Likewise, the escalating trade war, geopolitical tensions in the Middle East, domestic political turmoil, and about-face from the Federal Reserve surely would have been expected to have a dramatic impact on the US dollar one way or another. Instead, the currency has moved by less than 1% against the majority of its major rivals so far this year.
Indeed, what’s most remarkable about most of the major currencies so far this year is how unremarkable they’ve been. The year-to-date performance serves as a reminder that traders should not let political issues cloud their analysis; focusing on proven technical methods and fundamental economic drivers tends to be far more reliable than political prognostication.
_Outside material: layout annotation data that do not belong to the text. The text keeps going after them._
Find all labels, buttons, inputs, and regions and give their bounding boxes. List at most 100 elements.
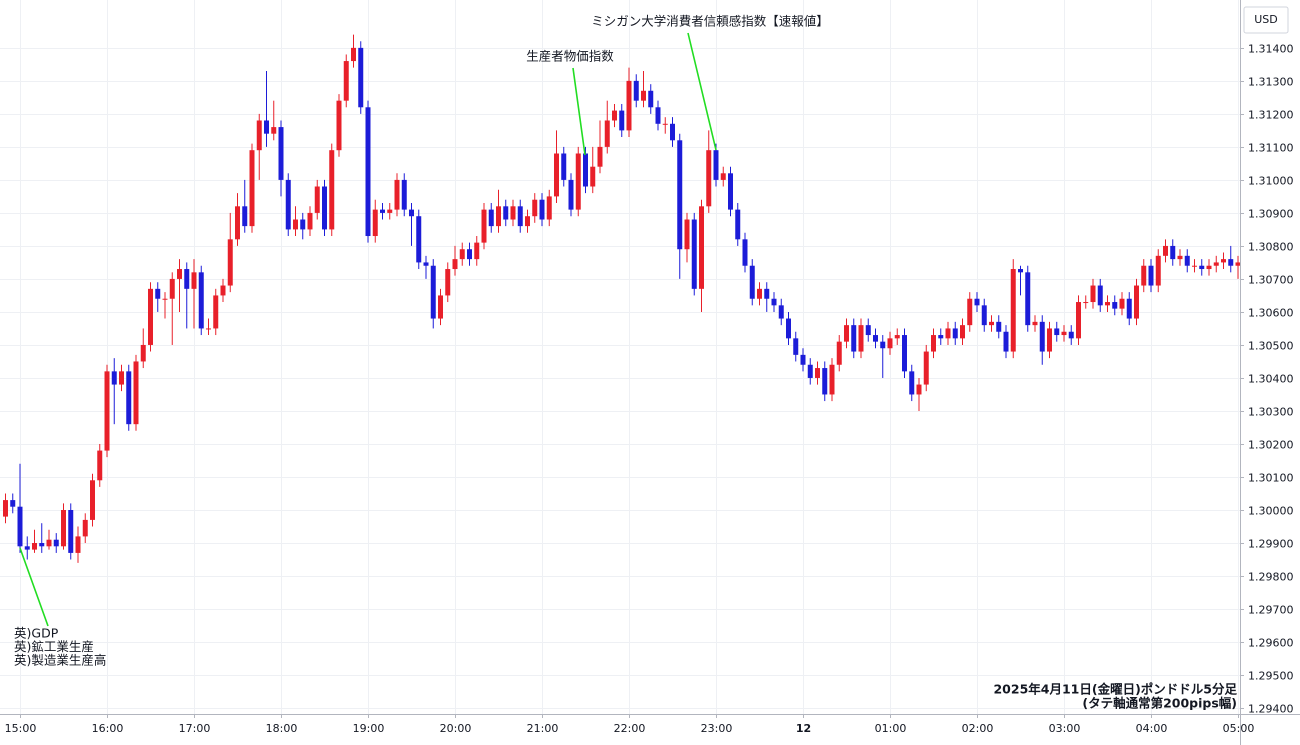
- candle-body: [300, 219, 306, 230]
- candle-body: [82, 519, 88, 537]
- x-tick-label: 03:00: [1049, 722, 1081, 735]
- candle-body: [227, 239, 233, 286]
- candle-body: [184, 269, 190, 289]
- y-tick-label: 1.29400: [1248, 703, 1294, 716]
- candle-body: [923, 351, 929, 385]
- candle-body: [242, 206, 248, 227]
- x-tick-label: 05:00: [1223, 722, 1255, 735]
- candle-body: [394, 179, 400, 210]
- candle-body: [423, 262, 429, 266]
- candle-body: [459, 249, 465, 260]
- candle-body: [525, 216, 530, 227]
- candle-body: [140, 344, 146, 362]
- candle-body: [1184, 255, 1190, 266]
- candle-body: [967, 298, 973, 326]
- candle-body: [699, 206, 704, 289]
- candle-body: [887, 338, 893, 349]
- candle-body: [452, 259, 458, 270]
- candle-body: [764, 288, 770, 299]
- candle-body: [561, 153, 567, 180]
- candle-body: [706, 150, 712, 207]
- y-tick-label: 1.31400: [1248, 43, 1294, 56]
- candle-body: [162, 298, 168, 300]
- candle-body: [213, 295, 219, 329]
- candle-body: [931, 335, 936, 352]
- candle-body: [1126, 298, 1132, 319]
- candle-body: [1068, 331, 1074, 339]
- candle-body: [133, 361, 139, 425]
- candle-body: [735, 209, 741, 240]
- candle-body: [1206, 265, 1212, 270]
- candle-body: [546, 196, 552, 220]
- candle-body: [314, 186, 320, 213]
- candle-body: [836, 341, 842, 365]
- candle-body: [771, 298, 777, 306]
- candle-body: [532, 199, 538, 217]
- y-tick-label: 1.30600: [1248, 307, 1294, 320]
- candle-body: [1199, 265, 1205, 270]
- candle-body: [952, 328, 958, 339]
- annotation-text: 英)製造業生産高: [14, 653, 106, 668]
- candle-body: [90, 480, 95, 520]
- candle-body: [488, 209, 494, 227]
- candle-body: [365, 107, 371, 237]
- candle-body: [1170, 245, 1176, 260]
- x-tick-label: 22:00: [614, 722, 646, 735]
- candle-body: [256, 120, 262, 151]
- candle-body: [467, 249, 472, 260]
- candle-body: [583, 153, 588, 187]
- candle-body: [271, 127, 277, 134]
- candle-body: [293, 219, 298, 230]
- candle-body: [1228, 259, 1234, 266]
- candle-body: [981, 305, 987, 326]
- candle-body: [539, 199, 545, 220]
- annotation-text: ミシガン大学消費者信頼感指数【速報値】: [591, 14, 829, 29]
- candle-body: [757, 288, 762, 299]
- candle-body: [807, 364, 813, 378]
- candle-body: [902, 335, 907, 372]
- candle-body: [604, 120, 610, 147]
- candle-body: [1105, 302, 1110, 306]
- x-tick-label: 01:00: [875, 722, 907, 735]
- candle-body: [815, 368, 820, 378]
- candle-body: [844, 325, 849, 342]
- candle-body: [10, 500, 16, 507]
- candle-body: [1177, 255, 1183, 260]
- candle-body: [24, 546, 30, 550]
- candle-body: [220, 285, 226, 296]
- x-tick-label: 17:00: [179, 722, 211, 735]
- candle-body: [1097, 285, 1103, 306]
- candle-body: [264, 120, 269, 134]
- candle-body: [438, 295, 443, 319]
- candle-body: [880, 341, 886, 349]
- candle-body: [996, 321, 1002, 332]
- x-tick-label: 18:00: [266, 722, 298, 735]
- candle-body: [104, 371, 110, 451]
- candle-body: [1141, 265, 1147, 286]
- candle-body: [677, 140, 683, 250]
- candle-body: [416, 216, 422, 263]
- candle-body: [641, 90, 646, 101]
- candle-body: [1221, 259, 1226, 263]
- candle-body: [249, 150, 255, 227]
- candle-body: [191, 272, 197, 289]
- candle-body: [1083, 302, 1089, 304]
- candle-body: [1010, 269, 1016, 352]
- candle-body: [401, 179, 407, 210]
- candle-body: [938, 335, 944, 339]
- candle-body: [945, 328, 951, 339]
- candle-body: [662, 123, 668, 125]
- candle-body: [1054, 328, 1060, 336]
- candle-body: [916, 384, 922, 395]
- x-tick-label: 12: [796, 722, 811, 735]
- candle-body: [380, 209, 385, 213]
- candle-body: [1090, 285, 1096, 303]
- candle-body: [1112, 302, 1118, 309]
- y-tick-label: 1.30100: [1248, 472, 1294, 485]
- candle-body: [1213, 262, 1219, 266]
- candle-body: [285, 179, 291, 230]
- candle-body: [126, 371, 132, 425]
- candle-body: [1032, 321, 1038, 326]
- candle-body: [53, 539, 59, 547]
- candle-body: [568, 179, 574, 210]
2) The loonie is off to a blazing start to 2019
Speaking of fundamental economic drivers, the loonie has been far and away the strongest major currency year-to-date. After a dip in the first two months of the year, Canada’s Ivey PMI has recovered sharply back to the mid-50s, indicating solid economic growth while the rest of the world slows down. Another fundamental factor driving the Canadian dollar higher this year is the rally in oil prices, which have gained around 20% since New Year’s Day, albeit with plenty of volatility along the way.
Perhaps the most important factor driving the loonie’s outperformance this year has been the Bank of Canada’s stance. After hiking rates five times through 2017 and 2018, the central bank has now shifted to a neutral posture. While not a bullish catalyst in itself, in the current environment, “neutral is the new hawkish” when it comes to central bank policy. The BOC could still cut interest rates in Q4 of this year or Q1 2020, but compared to other major central banks such as the Federal Reserve or ECB, the Bank of Canada’s interest rate outlook is still relatively compelling.
As we flip our calendars into the second half of the year, the year-to-date FX performance serves as a reminder to focus on fundamentals and central bank policy most of all.